The Commitments of Traders (COT) report for November 14 indicated a notable increase in long positions and a significant reduction in short positions. The recently released inflation data clearly indicated that the current cycle of interest rate hikes in the US has reached its peak, significantly impacting the US dollar and reducing short positions on the euro, thereby reviving demand for it. The upcoming publication of the minutes from the Federal Reserve's November meeting is anticipated, where traders will seek answers to remaining questions. However, it is already apparent that rates have peaked and a reduction is expected next year. According to the COT report, non-commercial long positions increased by 8,707 to 221,190, while non-commercial short positions decreased by 11,144 to 112,283. Consequently, the spread between long and short positions increased by 3,283. The closing price saw a sharp rise, settling at 1.0902 compared to the previous value of 1.0713.

Indicator signals:

Moving averages:

Trading just around the 30- and 50-day moving averages indicates uncertainty.
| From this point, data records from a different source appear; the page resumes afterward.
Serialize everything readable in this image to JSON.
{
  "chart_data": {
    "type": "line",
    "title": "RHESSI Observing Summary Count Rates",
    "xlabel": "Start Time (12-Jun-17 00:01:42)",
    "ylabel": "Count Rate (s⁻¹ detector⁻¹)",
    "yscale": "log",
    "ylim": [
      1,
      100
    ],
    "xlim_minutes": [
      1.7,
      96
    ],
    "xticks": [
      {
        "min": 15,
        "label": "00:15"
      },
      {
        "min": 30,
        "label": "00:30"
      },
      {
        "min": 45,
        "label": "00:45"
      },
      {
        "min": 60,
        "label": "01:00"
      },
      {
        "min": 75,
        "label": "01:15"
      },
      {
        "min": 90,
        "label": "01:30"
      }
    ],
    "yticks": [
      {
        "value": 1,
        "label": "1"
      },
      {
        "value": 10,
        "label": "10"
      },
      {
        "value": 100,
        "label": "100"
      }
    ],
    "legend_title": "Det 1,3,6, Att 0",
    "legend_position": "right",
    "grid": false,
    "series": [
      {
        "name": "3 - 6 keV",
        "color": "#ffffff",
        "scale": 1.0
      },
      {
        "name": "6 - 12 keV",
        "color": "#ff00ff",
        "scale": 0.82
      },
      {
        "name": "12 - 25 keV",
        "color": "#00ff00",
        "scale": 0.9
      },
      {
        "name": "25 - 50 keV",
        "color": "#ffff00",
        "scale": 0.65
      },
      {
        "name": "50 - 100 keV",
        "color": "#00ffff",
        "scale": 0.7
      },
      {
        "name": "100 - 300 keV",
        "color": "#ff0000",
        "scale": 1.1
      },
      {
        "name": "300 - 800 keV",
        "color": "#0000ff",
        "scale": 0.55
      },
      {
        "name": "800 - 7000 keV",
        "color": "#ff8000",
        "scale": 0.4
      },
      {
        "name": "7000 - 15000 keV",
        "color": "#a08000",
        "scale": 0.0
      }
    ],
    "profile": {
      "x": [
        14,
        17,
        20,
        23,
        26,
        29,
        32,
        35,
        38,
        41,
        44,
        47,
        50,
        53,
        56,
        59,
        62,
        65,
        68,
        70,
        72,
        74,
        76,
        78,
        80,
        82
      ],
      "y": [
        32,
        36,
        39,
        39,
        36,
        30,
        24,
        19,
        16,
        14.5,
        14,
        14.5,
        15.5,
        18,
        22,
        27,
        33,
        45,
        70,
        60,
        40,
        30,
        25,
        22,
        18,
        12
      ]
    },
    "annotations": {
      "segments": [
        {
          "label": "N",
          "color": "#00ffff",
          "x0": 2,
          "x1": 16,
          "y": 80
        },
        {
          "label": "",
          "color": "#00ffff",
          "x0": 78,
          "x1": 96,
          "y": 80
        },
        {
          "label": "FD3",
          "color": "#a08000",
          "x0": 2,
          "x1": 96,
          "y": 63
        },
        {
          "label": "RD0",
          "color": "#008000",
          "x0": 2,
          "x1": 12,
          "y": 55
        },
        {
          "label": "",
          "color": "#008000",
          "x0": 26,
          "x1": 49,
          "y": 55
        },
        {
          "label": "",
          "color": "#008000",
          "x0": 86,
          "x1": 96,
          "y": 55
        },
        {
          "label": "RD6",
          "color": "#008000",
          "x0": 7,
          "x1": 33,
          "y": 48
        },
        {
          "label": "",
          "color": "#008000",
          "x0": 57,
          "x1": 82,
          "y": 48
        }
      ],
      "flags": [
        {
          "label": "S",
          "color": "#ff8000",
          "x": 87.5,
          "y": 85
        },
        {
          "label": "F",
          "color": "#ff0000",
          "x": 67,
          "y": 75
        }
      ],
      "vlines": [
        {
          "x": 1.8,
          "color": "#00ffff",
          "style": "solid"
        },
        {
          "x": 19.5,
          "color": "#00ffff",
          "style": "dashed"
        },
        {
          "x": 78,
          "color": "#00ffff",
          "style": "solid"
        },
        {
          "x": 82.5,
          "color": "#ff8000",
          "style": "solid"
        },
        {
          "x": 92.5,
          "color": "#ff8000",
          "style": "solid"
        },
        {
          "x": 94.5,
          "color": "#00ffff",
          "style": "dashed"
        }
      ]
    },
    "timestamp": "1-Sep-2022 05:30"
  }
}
Please note that the time period and levels of the moving averages are analyzed only for the H1 chart, which differs from the general definition of the classic daily moving averages on the D1 chart.

Bollinger Bands

If EUR/USD declines, the indicator's lower border near 1.0860 will serve as support.

Description of indicators:

• A moving average of a 50-day period determines the current trend by smoothing volatility and noise; marked in yellow on the chart;

• A moving average of a 30-day period determines the current trend by smoothing volatility and noise; marked in green on the chart;

• MACD Indicator (Moving Average Convergence/Divergence) Fast EMA with a 12-day period; Slow EMA with a 26-day period. SMA with a 9-day period;

• Bollinger Bands: 20-day period;

• Non-commercial traders are speculators such as individual traders, hedge funds, and large institutions who use the futures market for speculative purposes and meet certain requirements;

• Long non-commercial positions represent the total number of long positions opened by non-commercial traders;

• Short non-commercial positions represent the total number of short positions opened by non-commercial traders;

• The non-commercial net position is the difference between short and long positions of non-commercial traders.